The MLB draft is still over a month away, but let’s take a look who the Pittsburgh Pirates could select with their first five picks of the draft.
The Pittsburgh Pirates once again have an early-round draft selection. This year, they have the 4th overall pick. Many sites have already done their mock draft, and I want to join in on the fun. Today, I want to make my way too early mock draft for the Pirates’ first five picks.
There have been plenty of mock drafts already done for the first round, and I want to take a crack at what I think the Pirates will do this year with their first few picks. The team has used their draft picks wisely over the last few seasons and is getting some good prospects from the draft. There should be no shortage of talent from this year’s draft.
With that being stated, let’s get into the Pittsburgh Pirates first pick and the 4th overall selection.
No. 4 overall – Jacob Berry
The draft is loaded with a ton of high school talent on top, but I think the Pittsburgh Pirates will take slugger Jacob Berry with the fourth overall pick. Berry is one of the best hitters in this draft and arguably the best college position player. Berry might not have a defined position, limiting his value, but he absolutely makes up for it with his bat.
Berry has batted .378/.462/.672 with a .484 wOBA this year with Louisiana State University. He already has 15 home runs in just 212 plate appearances, putting him on pace for about 45 across an entire season. Berry has also drawn more walks than strikeouts. He has 21 base-on-balls to just 18 strikeouts, leading to a 9.9% walk rate and phenomenal 8.5% strikeout rate. Although his walk rate slightly decreased from 11.1% last year, he cut his strikeout rate down by over 10%.
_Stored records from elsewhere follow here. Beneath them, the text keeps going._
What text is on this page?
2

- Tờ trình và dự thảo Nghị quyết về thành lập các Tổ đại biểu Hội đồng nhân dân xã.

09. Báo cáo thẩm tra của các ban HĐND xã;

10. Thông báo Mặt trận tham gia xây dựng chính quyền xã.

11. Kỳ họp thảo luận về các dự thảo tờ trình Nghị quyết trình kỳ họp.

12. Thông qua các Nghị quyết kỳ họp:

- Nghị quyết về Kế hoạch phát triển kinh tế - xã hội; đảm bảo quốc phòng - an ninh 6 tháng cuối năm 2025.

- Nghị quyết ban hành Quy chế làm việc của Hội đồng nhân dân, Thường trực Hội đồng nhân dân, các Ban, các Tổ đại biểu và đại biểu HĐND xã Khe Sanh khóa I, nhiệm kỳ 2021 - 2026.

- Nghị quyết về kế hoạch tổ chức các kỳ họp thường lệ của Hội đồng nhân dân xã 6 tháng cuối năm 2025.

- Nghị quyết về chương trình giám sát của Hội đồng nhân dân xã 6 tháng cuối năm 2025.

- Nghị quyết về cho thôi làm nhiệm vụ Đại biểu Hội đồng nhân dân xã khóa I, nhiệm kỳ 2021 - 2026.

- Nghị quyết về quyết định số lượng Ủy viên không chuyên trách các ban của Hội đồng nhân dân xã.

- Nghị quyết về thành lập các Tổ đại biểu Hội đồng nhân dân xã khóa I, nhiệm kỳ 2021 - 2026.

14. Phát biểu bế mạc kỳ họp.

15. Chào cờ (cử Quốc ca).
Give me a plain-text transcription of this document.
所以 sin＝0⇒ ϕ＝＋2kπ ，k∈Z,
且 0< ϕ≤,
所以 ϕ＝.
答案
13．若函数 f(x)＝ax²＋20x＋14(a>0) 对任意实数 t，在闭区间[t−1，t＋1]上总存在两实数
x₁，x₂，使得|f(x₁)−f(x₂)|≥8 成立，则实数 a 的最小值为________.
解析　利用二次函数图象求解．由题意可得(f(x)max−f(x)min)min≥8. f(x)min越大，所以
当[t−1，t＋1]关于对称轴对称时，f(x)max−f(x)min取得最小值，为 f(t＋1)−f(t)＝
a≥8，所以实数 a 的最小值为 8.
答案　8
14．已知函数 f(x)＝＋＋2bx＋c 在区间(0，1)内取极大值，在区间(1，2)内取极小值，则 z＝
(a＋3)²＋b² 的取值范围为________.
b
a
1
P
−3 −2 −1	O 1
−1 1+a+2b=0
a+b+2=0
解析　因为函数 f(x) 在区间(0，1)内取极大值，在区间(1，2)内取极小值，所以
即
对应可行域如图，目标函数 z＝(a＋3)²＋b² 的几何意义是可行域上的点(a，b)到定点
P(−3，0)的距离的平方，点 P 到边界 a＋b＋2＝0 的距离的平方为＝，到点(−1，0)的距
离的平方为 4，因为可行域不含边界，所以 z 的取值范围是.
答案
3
Between this year with Louisiana and 2021 with Arizona, Berry has 32 home runs in 509 plate appearances and a 1.123 OPS. His isolated slugging percentage comes in well over .300 at .312. To go with his home runs, he also has 27 two-baggers. With his pace in college, he’d have 40 homers and 34 doubles. His hitting talent is reflected in the 60+ grades that MLB Pipeline gives him for his hit and power tools.
The only downside is that he doesn’t have a defined position. Berry came into college as a third baseman but has mainly worked in right field this year. He spent all but nine games as a designated hitter in 2021. FanGraphs describes his defensive ability as rigid. Chances are, he’ll see time at first base when he reaches the pros.
The Pittsburgh Pirates and Ben Cherington have gone with a college bat each of the last two seasons with Nick Gonzales and Henry Davis. It might only be a two-draft sample size, but they passed up some pretty good high school talent the previous year, with Marcelo Mayer and Jordan Lawlar ranking as two of the best draft prospects last season. The only high schooler I see the Pirates taking is Druw Jones, and that’s a big ‘if’ considering he’s a consensus no. 1 or no. 2 pick.